On the Myth of the Customer-Centric Corporation

[The following is a point-counterpoint exchange between me and my boss. I wrote the first part as we were flying back from a business trip this week, showed it to him, and he (as is his tendency) disagreed with me a bit. I asked if he’d like his comments included, and so here you go.]

These days no manager, director or top executive of any company in the world can speak for more than about four seconds without using some variant of the phrase “customer-focused.” Customer service this, customer-centric that, and my favorite – “delight our customers.”

And most of these folks probably believe it. In fact, you do see a lot of companies and a lot of managers devoting lots of time to figuring out how to better serve those of us on whom their professional lives ultimately depend.

But the emperor is buck nekkid, folks, and worse, he’s not especially well endowed. The fact is that no publically-traded company you’re likely to encounter is customer-focused. Zero. Nada. Zip.

They’re investor-focused. Stay with me for a second.

Public corporations are legally obliged to act in the best interest of shareholders. Not customers, not communities, and certainly not employees – shareholders. Over time, the “best interest of shareholders” has been operationalized as best short-term interest – in other words, this quarter. Not next year, and sure as hell not 10 years from now.

We’ve seen it countless times – it’s nearing the end of the quarter, a corp is in danger of missing its numbers, and gods, the Street hates it when companies miss their numbers. So since you can’t make people buy more product (if you could, you wouldn’t be in danger of missing your numbers, now would you?) the only way to salvage the quarter is to cut costs.

Of course, “costs” in this context is a euphemism for “human beings.” So here comes another round of layoffs. Get those salaries and benefits packages off the books and all of a sudden those quarterly numbers look a little better.

Mr. Lip Service, meet Mr. Reality.

Because, all horsewax about “streamlining” the organization to “better align” with customer demand notwithstanding, you can’t provide better customer service with less people unless those people sucked to start with, in which case they should have been fired a long time ago and replaced with people who could do the job. I’ve worked corp PR, and trust me when I tell you that the people writing that drivel can barely stand themselves when it hits PR Newswire. Well, most of them, anyway. Some of them don’t have souls, and in these cases mainly they just try to stifle the laughter.

Better customer service is innately people-intensive, and therefore resides on the red side of the ledger, where it inherently collides with the need to satisfy the investors. And the investors always win. That’s what I mean by “investor-centrism,” and in today’s economic climate it’s usually at odds with a genuine concern with customer service.

But wait, you say – doesn’t it all go together? Doesn’t the ability to satisfy investors depend on satisfying customers? Aren’t customer-centric and investor-centric two faces of the same coin?

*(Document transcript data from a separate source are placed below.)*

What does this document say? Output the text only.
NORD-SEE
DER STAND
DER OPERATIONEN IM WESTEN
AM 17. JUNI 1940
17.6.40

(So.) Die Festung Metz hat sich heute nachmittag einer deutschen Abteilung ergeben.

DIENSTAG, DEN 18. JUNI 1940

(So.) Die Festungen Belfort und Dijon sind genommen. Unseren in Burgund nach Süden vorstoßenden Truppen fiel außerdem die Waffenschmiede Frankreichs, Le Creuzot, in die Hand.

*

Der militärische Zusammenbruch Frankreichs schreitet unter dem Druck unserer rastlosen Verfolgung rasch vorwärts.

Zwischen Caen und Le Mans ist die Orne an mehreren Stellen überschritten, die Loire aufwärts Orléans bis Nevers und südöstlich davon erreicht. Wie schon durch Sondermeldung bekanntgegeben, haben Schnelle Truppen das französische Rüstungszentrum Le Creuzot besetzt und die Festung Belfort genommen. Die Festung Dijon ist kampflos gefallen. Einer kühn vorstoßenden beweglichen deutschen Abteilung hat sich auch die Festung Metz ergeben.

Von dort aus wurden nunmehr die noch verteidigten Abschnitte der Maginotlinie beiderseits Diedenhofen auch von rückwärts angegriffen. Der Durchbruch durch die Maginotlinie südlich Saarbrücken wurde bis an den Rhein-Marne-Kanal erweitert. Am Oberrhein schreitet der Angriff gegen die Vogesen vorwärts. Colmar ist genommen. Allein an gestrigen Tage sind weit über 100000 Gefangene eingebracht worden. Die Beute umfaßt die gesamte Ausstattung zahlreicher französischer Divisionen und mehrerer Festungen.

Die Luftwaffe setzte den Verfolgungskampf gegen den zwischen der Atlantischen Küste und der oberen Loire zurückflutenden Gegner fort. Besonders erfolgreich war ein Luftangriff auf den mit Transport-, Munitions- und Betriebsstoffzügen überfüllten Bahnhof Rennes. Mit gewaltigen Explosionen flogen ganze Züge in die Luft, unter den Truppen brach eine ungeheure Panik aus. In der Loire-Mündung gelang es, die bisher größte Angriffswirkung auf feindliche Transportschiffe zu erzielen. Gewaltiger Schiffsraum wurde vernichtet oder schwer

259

In theory, maybe, but in practice, no. See, a term like “customer-centric” means the customer comes first – top priority, job one, the most important factor, etc. It has to mean that, because if it just means that we think customers are important (along with a host of other things that are “-centric”) then it’s pretty much like the Pointy-Haired Boss telling Dilbert that everything is his top priority. And from experience, again, I can tell you that the people using this language mean it just that way – they think the customer is #1.

But it’s simply not true. The institutional fund manager sitting on a few million shares – he’s #1.

Here’s what I’d kill to see someday. It’s the end of the quarter and Acme Widgets, Inc. is going to fall short of its earning projections (and don’t even get me started on where earnings projections come from). But in the widget market these days, customer service is a major differentiator. So instead of canning half the work force in an attempt to hotshot the quarterly earnings results, John Bravery, the CEO, announces that Acme will be adding customer service reps and investing more in training them, effective later this afternoon. He acknowledges that this will actually hurt the quarterly numbers, but makes clear that Acme’s money-where-our-mouth-is commitment to customer service is a strategy that will, in due time, lead the company to the Promised Land.

Of course, the next morning at the opening bell Acme stock will tank as short-sighted earnings junkies jump ship faster than an Arthur Andersen junior partner with a job offer over at KPMG, which is fine, because at around 2:00 pm I’m going to place a nice little buy order (assuming the Acme board isn’t parading Mr. Bravery’s head around on a pole by then). I won’t be rich in three months, but I’ll take my chances over the next three years.

And if I’m in the market for some widgets, Acme’s phone is about to ring.